Photographer Matt Dunne’s book “The Killing Sink” (Void, 2022) is a searing look at our collective tendency to minimize and ignore things, people and animals that are simply different from us and a riff on how we determine what is or is not “important.”
“The Killing Sink” is ostensibly about the killing of wedge-tailed eagles in Australia. But it’s through this lens of erasing the nation’s greatest bird of prey that we’re led to think about how we treat not just animals, but each other. And the question is for all of us, not just people living near the death of eagles.
Dunne’s photos are by turns majestic and elegiac. The way Dunne photographed the animals in the book establishes an emotional connection to the larger story. They are beautiful, living, breathing creatures that share the planet with us. To understand this is to understand the sadness of the killings.
The following description of the book by the publisher is an excellent entry point:
“Each photograph in Dunne’s book depicts a place where eagles were killed, the animals themselves, or the tools of their destruction. The images are in black and white, echoing the detachment and impartiality of crime scene photography. The title of the book is taken from the term “killing pit”, which is an area created when a territorial animal is killed and, as a result, others of the same species are drawn to the location. The newcomers are then killed and a cycle of killings begins. Collectively, the photographs in Dunne’s book intertwine the birds with the intention, psychology and story of the act of their disappearance, creating visual testimony.

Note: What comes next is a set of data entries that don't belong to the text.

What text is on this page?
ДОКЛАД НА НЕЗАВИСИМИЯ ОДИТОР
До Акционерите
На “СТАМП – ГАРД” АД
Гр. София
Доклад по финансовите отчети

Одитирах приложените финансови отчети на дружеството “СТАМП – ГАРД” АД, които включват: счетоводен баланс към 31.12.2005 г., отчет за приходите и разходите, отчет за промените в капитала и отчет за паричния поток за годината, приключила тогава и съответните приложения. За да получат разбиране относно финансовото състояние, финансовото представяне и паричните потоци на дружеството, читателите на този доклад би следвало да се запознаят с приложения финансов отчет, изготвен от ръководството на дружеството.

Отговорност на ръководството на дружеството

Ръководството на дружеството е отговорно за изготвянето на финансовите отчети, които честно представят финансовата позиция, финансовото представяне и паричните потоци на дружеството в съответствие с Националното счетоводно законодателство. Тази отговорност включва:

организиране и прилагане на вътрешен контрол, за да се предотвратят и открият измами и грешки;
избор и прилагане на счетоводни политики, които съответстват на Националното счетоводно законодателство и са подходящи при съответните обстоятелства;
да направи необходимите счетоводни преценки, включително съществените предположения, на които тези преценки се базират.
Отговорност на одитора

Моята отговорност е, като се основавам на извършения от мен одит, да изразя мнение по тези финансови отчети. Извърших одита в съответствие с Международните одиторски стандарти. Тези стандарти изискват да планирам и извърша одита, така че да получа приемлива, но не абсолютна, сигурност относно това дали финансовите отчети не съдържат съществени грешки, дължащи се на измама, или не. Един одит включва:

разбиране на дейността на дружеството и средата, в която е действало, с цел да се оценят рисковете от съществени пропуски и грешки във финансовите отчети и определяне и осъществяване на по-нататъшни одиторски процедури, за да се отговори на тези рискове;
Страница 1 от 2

When we degrade the things around us, be it animals, the environment, other people, or eagles, what we are really doing is destroying and denigrating ourselves. Does anything good come from such destruction? These are some of the things “The Killing Sink” floats our way.
Of the work in his book, Dunne says: “Ultimately, my aim is to bear witness to an unpleasant present, brought about by the remnants of some of our oldest and ugliest thoughts: that other forms of lives don’t matter and, no matter the cost, humans should subjugate others.
I often think back to my first experience where I was taught that there are hierarchies in life. It was in the playground in fourth grade that I first learned that the kinds of things you own (e.g. the right pair of shoes) or the cultural references you agree on (“Donkey Kong”, that’s cool!) mattered. Who is the king or queen of the hill? Do you live in a good neighborhood or in the trailer park? These early lessons begin to shape your view of the world and your view of yourself.
“The Killing Sink” is, ostensibly, about the tragic killings of Australian wedge-tailed eagles. But if you step back and internalize the overall tragedy drawn from the actions of a few, you’ll find that Dunne’s message is far more universal, valuable, and relevant.